Vide sua figlia addormentata tra le braccia di una sconosciuta.
E per qualche secondo nessuno si mosse.
La mattina dopo, fu lui a cercare Rosa in cucina.
Lei stava sistemando delle tazze e appena lo vide si irrigidì.
Era sicura di essere stata licenziata.
“Invece di mandarla via,” disse Edoardo, parlando piano, “vorrei chiederle una cosa.”
Rosa alzò appena gli occhi.
“Rimanga vicino a Giulia. Quando piange, quando si agita… provi a fare quello che ha fatto ieri.”
Rosa strinse il canovaccio tra le mani.
“Signore, io pulisco. Non sono una tata. Non sono una…”
La voce le morì in gola.
“Non le sto chiedendo di sostituire nessuno,” disse lui. “Le sto chiedendo di aiutarmi.”
La dottoressa Serena era contraria.
Si vedeva.
Ma i fatti erano davanti a tutti.
Con Rosa vicino, la bambina non si agitava come prima.
Non mangiava ancora.
Però osservava.
Seguiva Rosa con lo sguardo mentre passava dalla stanza al corridoio.
Si calmava quando la sentiva cantare. Allungava la manina verso di lei.
Rosa faceva il possibile per restare composta.
Ma ogni volta che Giulia posava la testa sul suo petto, lei sentiva riaprirsi una parte di sé che aveva seppellito sotto anni di silenzio.
La notte tornava da sua madre distrutta.
Adele la guardava e capiva.
“Quella bambina ti è entrata dentro,” le disse un giorno.
Rosa non rispose.
Dopo una settimana, la villa sembrava respirare in modo diverso.
Sempre piano, sempre con paura.
Ma non più come una casa in lutto.
Come una casa che aspetta qualcosa.
Una mattina Rosa si sedette in cucina cinque minuti prima di ricominciare.
Aveva preparato per sé una tazza di latte e due fette di pane tostato con un velo di marmellata.
Giulia era nel seggiolone accanto, portata lì da un’infermiera per tenerla vicina a lei.

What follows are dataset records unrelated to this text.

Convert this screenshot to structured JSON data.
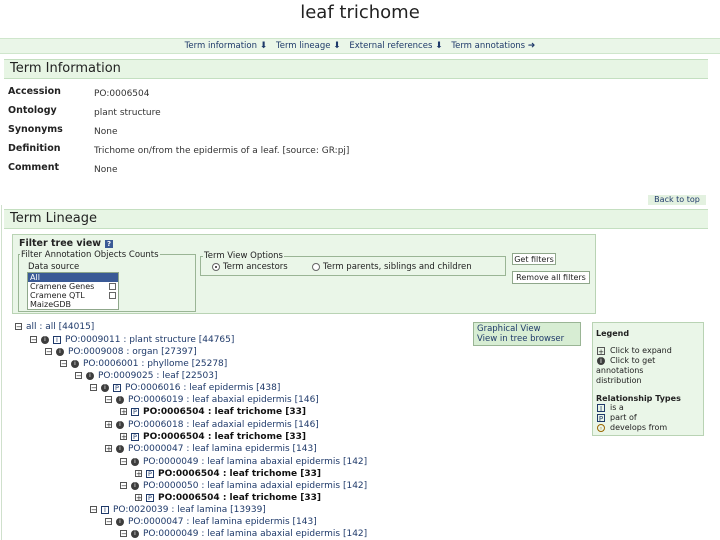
{
  "page_title": "leaf trichome",
  "nav": {
    "links": [
      "Term information",
      "Term lineage",
      "External references",
      "Term annotations"
    ]
  },
  "term_info": {
    "heading": "Term Information",
    "rows": [
      {
        "label": "Accession",
        "value": "PO:0006504"
      },
      {
        "label": "Ontology",
        "value": "plant structure"
      },
      {
        "label": "Synonyms",
        "value": "None"
      },
      {
        "label": "Definition",
        "value": "Trichome on/from the epidermis of a leaf. [source: GR:pj]"
      },
      {
        "label": "Comment",
        "value": "None"
      }
    ],
    "back_to_top": "Back to top"
  },
  "lineage": {
    "heading": "Term Lineage",
    "filter_title": "Filter tree view",
    "annotation_legend": "Filter Annotation Objects Counts",
    "datasource_label": "Data source",
    "datasource_options": [
      "All",
      "Cramene Genes",
      "Cramene QTL",
      "MaizeGDB"
    ],
    "view_legend": "Term View Options",
    "radio_ancestors": "Term ancestors",
    "radio_parents": "Term parents, siblings and children",
    "btn_get": "Get filters",
    "btn_remove": "Remove all filters",
    "graphical_view": "Graphical View",
    "tree_browser": "View in tree browser",
    "tree": [
      "all : all [44015]",
      "PO:0009011 : plant structure [44765]",
      "PO:0009008 : organ [27397]",
      "PO:0006001 : phyllome [25278]",
      "PO:0009025 : leaf [22503]",
      "PO:0006016 : leaf epidermis [438]",
      "PO:0006019 : leaf abaxial epidermis [146]",
      "PO:0006504 : leaf trichome [33]",
      "PO:0006018 : leaf adaxial epidermis [146]",
      "PO:0006504 : leaf trichome [33]",
      "PO:0000047 : leaf lamina epidermis [143]",
      "PO:0000049 : leaf lamina abaxial epidermis [142]",
      "PO:0006504 : leaf trichome [33]",
      "PO:0000050 : leaf lamina adaxial epidermis [142]",
      "PO:0006504 : leaf trichome [33]",
      "PO:0020039 : leaf lamina [13939]",
      "PO:0000047 : leaf lamina epidermis [143]",
      "PO:0000049 : leaf lamina abaxial epidermis [142]"
    ]
  },
  "legend": {
    "title": "Legend",
    "expand": "Click to expand",
    "annotations": [
      "Click to get",
      "annotations",
      "distribution"
    ],
    "rel_types_title": "Relationship Types",
    "is_a": "is a",
    "part_of": "part of",
    "develops_from": "develops from"
  },
  "colors": {
    "section_bg": "#e7f5e4",
    "link": "#1f3a6a",
    "dot": "#3d3d3d"
  }
}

La bambina guardava tutto.
Non piangeva.
Stava solo lì, seria.
Rosa spezzò un pezzettino minuscolo di crosta, quasi per distrazione.
Giulia allungò la mano.
Rosa si bloccò.
Guardò l’infermiera. L’infermiera guardò lei.
“Piano,” sussurrò.
Le porse il pezzettino.
Giulia lo prese.
Lo portò alla bocca.
Lo tenne un secondo tra le labbra.
Poi lo mangiò.
Rosa sentì le ginocchia molli.
Ne staccò un altro pezzetto, ancora più piccolo.
Anche quello sparì.
In quel momento Edoardo entrò in cucina con il telefono in mano, già pronto a una nuova chiamata, a un nuovo consulto, a una nuova paura.
Vide la scena.
Restò immobile.
Rosa si voltò lentamente verso di lui, con gli occhi pieni di lacrime.
Giulia masticava piano, seria come una vecchia.